MicroRNAs: At the Interface of Metabolic Pathways and Inflammatory Responses by Macrophages

Abstract

Macrophages are key cells of the innate immune system with functional roles in both homeostatic maintenance of self-tissues and inflammatory responses to external stimuli, including infectious agents. Recent advances in metabolic research have revealed that macrophage functions rely upon coordinated metabolic programs to regulate gene expression, inflammation, and other important cellular processes. Polarized macrophages adjust their use of nutrients such as glucose and amino acids to meet their changing metabolic needs, and this in turn supports the functions of the activated macrophage. Metabolic and inflammatory processes have been widely studied, and a crucial role for their regulation at the post-transcriptional level by microRNAs (miRNAs) has been identified. miRNAs govern many facets of macrophage biology, including direct targeting of metabolic regulators and inflammatory pathways. This review will integrate emerging data that support an interplay between miRNAs and metabolism during macrophage inflammatory responses, highlighting critical miRNAs and miRNA families. Additionally, we will address the implications of these networks for human disease and discuss emerging areas of research in this field.

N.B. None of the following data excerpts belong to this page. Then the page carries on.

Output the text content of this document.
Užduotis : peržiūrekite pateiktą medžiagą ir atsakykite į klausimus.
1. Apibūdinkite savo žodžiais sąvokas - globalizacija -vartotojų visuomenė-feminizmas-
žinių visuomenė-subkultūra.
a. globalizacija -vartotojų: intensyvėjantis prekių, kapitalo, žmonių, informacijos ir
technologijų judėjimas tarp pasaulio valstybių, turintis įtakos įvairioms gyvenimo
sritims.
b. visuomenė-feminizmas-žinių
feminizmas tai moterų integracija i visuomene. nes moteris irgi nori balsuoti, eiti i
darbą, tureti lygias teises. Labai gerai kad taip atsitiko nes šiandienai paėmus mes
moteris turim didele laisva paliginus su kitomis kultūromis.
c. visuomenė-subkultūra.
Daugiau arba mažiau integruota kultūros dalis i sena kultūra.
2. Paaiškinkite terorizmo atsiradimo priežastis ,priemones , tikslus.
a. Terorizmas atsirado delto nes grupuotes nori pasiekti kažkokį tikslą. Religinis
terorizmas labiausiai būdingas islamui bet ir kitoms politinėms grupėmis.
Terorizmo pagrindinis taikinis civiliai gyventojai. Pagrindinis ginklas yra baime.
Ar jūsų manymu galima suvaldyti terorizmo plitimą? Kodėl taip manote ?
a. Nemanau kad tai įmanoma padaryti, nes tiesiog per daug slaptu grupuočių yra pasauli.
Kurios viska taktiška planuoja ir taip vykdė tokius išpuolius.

Keywords: immunometabolism; inflammation; macrophage; macrophage polarization; metabolism; microRNA.

Figure 1

Polarized macrophages have differential metabolic programming. Inflammatory macrophages characteristically increase glucose uptake to fuel aerobic glycolysis, producing increased lactate and ATP production. The pentose phosphate pathway feeds off of the increased flux of glycolytic intermediates, resulting in heightened nucleotide and amino acid synthesis. Classically activated macrophages have a disrupted TCA cycle in two locations: at isocitrate dehydrogenase (IDH) and at succinate dehydrogenase (SDH). As a result, citrate and succinate accumulate and drive such functions as fatty acid and NO synthesis, antimicrobial itaconate production, and HIF1α activity to promote further glycolysis and inflammatory cytokine production. Arginine is differentially metabolized in polarized murine macrophages, producing the antimicrobial molecule NO in inflammatory macrophages. Anti-inflammatory macrophages are not as metabolically active compared to classically activated macrophages, and they utilize glutamine, glucose, and fatty acids to fuel the TCA cycle and OXPHOS. In alternatively activated macrophages, glutamine uptake drives UDP-GlcNAc production, which is important for N-glycosylation of cell surface receptors, such as CD206 and CD301. In anti-inflammatory murine macrophages, arginine is metabolized to ornithine, which promotes tissue repair through production of prolines and polyamines. White arrows indicate metabolic intermediates driving M1 or M2 activities. α-KG, alpha-ketoglutarate; ARG1, arginase; HIF1α, hypoxia-inducible factor 1α; IDH, isocitrate dehydrogenase; IRG1, immune-responsive gene 1; NOS2, nitric oxide synthase; PPP, pentose phosphate pathway; ROS, reactive oxygen species; SDH, succinate dehydrogenase.

Figure 2

Selected miRNAs that regulate macrophage metabolic and inflammatory pathways. miRNAs are involved in regulating a number of important processes in macrophages. Certain miRNAs, highlighted here, target inflammatory or metabolic pathways to regulate macrophage activities. Red (left): miRNAs that promote inflammatory polarization. Blue (right): miRNAs that promote anti-inflammatory polarization. MiR-125a has noted roles in promoting both inflammatory and anti-inflammatory macrophages, as indicated. Let-7e is part of the miR-99b~Let-7e~miR-125a cluster and acts coordinately with miRNAs in its cluster to have the functions shown.

Figure 3

Looking forward: cross-talk between microRNAs and Metabolism. miRNAs control metabolic processes, but it is still largely unclear whether metabolic programs regulate miRNA transcription, biogenesis, or function. Metabolically-induced mechanisms of miRNA regulation could include modifications to miRNA machinery proteins such as DROSHA, DICER, or AGO2, with global impacts on miRNA biogenesis; histone modifications that lead to chromatin remodeling and alterations in miRNA availability; changes in transcription factor activity that lead to up-regulation or down-regulation of specific miRNAs; and other possible mechanisms that have yet to be identified.